Upper Extremities (Integument, Cardiovascular, Neuro, MSK) Exam: Inspect skin for rashes, check both radial pulses at the same time to be efficient, and ensure pulses are not only present, but equal, side to side. While you are doing this ask the patient if he can feel you doing this. Then ask the patient to raise his hands a few inches and open and close his hands. Note any weakness, tremor or complaints of pain.

Upper Extremities (MSK, Neuro, Integumentary) History: Do you have any pain, swelling or weakness of your arms or hands? Are you itchy?

Lower Extremities (Integumentary, Cardiovascular, MSK, Neuro) Exam: Inspect ankles for rashes or swelling (edema). Check both posterior tibial pulses at the same time to be efficient and ensure pulses are not only present, but equal, side to side. (Note that palpation of posterior tibial pulses can be difficult. Don’t waste too much time on this if you can’t find them. If you really need to know if the patient has pulses down there, you could ask the patient to remove their shoes and check for the Dorsalis Pedis pulses. However, be aware that around 15% of the population do not have palpable Dorsalis Pedis pulses.) As you do this ask the patient if he can feel it and if he is tender. Then gently squeeze both calf muscles for tenderness. Ask the patient to wiggle his feet.

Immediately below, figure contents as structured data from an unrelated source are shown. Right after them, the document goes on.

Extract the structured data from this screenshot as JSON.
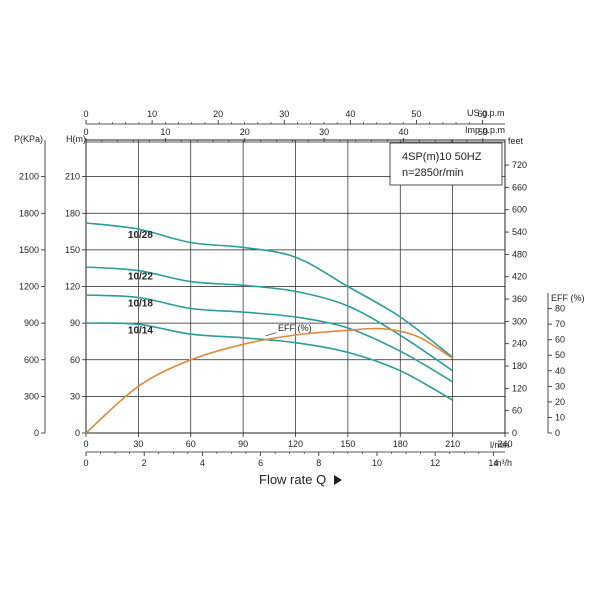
{
  "chart_data": {
    "type": "line",
    "model_line_1": "4SP(m)10  50HZ",
    "model_line_2": "n=2850r/min",
    "xlabel": "Flow rate Q",
    "x_axes": {
      "us_gpm": {
        "unit": "US g.p.m",
        "ticks": [
          "0",
          "10",
          "20",
          "30",
          "40",
          "50",
          "60"
        ]
      },
      "imp_gpm": {
        "unit": "Imp g.p.m",
        "ticks": [
          "0",
          "10",
          "20",
          "30",
          "40",
          "50"
        ]
      },
      "lmin": {
        "unit": "l/min",
        "ticks": [
          "0",
          "30",
          "60",
          "90",
          "120",
          "150",
          "180",
          "210",
          "240"
        ]
      },
      "m3h": {
        "unit": "m³/h",
        "ticks": [
          "0",
          "2",
          "4",
          "6",
          "8",
          "10",
          "12",
          "14"
        ]
      }
    },
    "y_axes": {
      "pressure": {
        "unit": "P(KPa)",
        "ticks": [
          "0",
          "300",
          "600",
          "900",
          "1200",
          "1500",
          "1800",
          "2100"
        ]
      },
      "head": {
        "unit": "H(m)",
        "ticks": [
          "0",
          "30",
          "60",
          "90",
          "120",
          "150",
          "180",
          "210"
        ]
      },
      "feet": {
        "unit": "feet",
        "ticks": [
          "0",
          "60",
          "120",
          "180",
          "240",
          "300",
          "360",
          "420",
          "480",
          "540",
          "600",
          "660",
          "720"
        ]
      },
      "eff": {
        "unit": "EFF (%)",
        "ticks": [
          "0",
          "10",
          "20",
          "30",
          "40",
          "50",
          "60",
          "70",
          "80"
        ]
      }
    },
    "xlim": [
      0,
      240
    ],
    "ylim": [
      0,
      240
    ],
    "eff_lim": [
      0,
      90
    ],
    "series": [
      {
        "name": "10/28",
        "color": "#2a9d9a",
        "x": [
          0,
          30,
          60,
          90,
          120,
          150,
          180,
          210
        ],
        "y": [
          172,
          167,
          156,
          152,
          144,
          120,
          95,
          62
        ]
      },
      {
        "name": "10/22",
        "color": "#2a9d9a",
        "x": [
          0,
          30,
          60,
          90,
          120,
          150,
          180,
          210
        ],
        "y": [
          136,
          133,
          124,
          121,
          116,
          104,
          80,
          51
        ]
      },
      {
        "name": "10/18",
        "color": "#2a9d9a",
        "x": [
          0,
          30,
          60,
          90,
          120,
          150,
          180,
          210
        ],
        "y": [
          113,
          111,
          102,
          99,
          95,
          86,
          67,
          42
        ]
      },
      {
        "name": "10/14",
        "color": "#2a9d9a",
        "x": [
          0,
          30,
          60,
          90,
          120,
          150,
          180,
          210
        ],
        "y": [
          90,
          89,
          81,
          78,
          74,
          66,
          51,
          27
        ]
      }
    ],
    "efficiency": {
      "name": "EFF (%)",
      "color": "#e08a3c",
      "x": [
        0,
        30,
        60,
        90,
        120,
        150,
        170,
        190,
        210
      ],
      "y": [
        0,
        30,
        47,
        57,
        63,
        66,
        67,
        62,
        48
      ]
    }
  }
}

Lower Extremities (MSK, Cardiovascular) History: Do you have any pain or swelling in your legs or feet?

This seems like a lot to do, but in fact it takes longer to read it than actually do it. You should be able to do a secondary assessment in 1-2 minutes. The key is to practice doing it the same way every time so it becomes automatic. Also practice verbalizing what you are doing so your NREMT examiner knows what you are observing.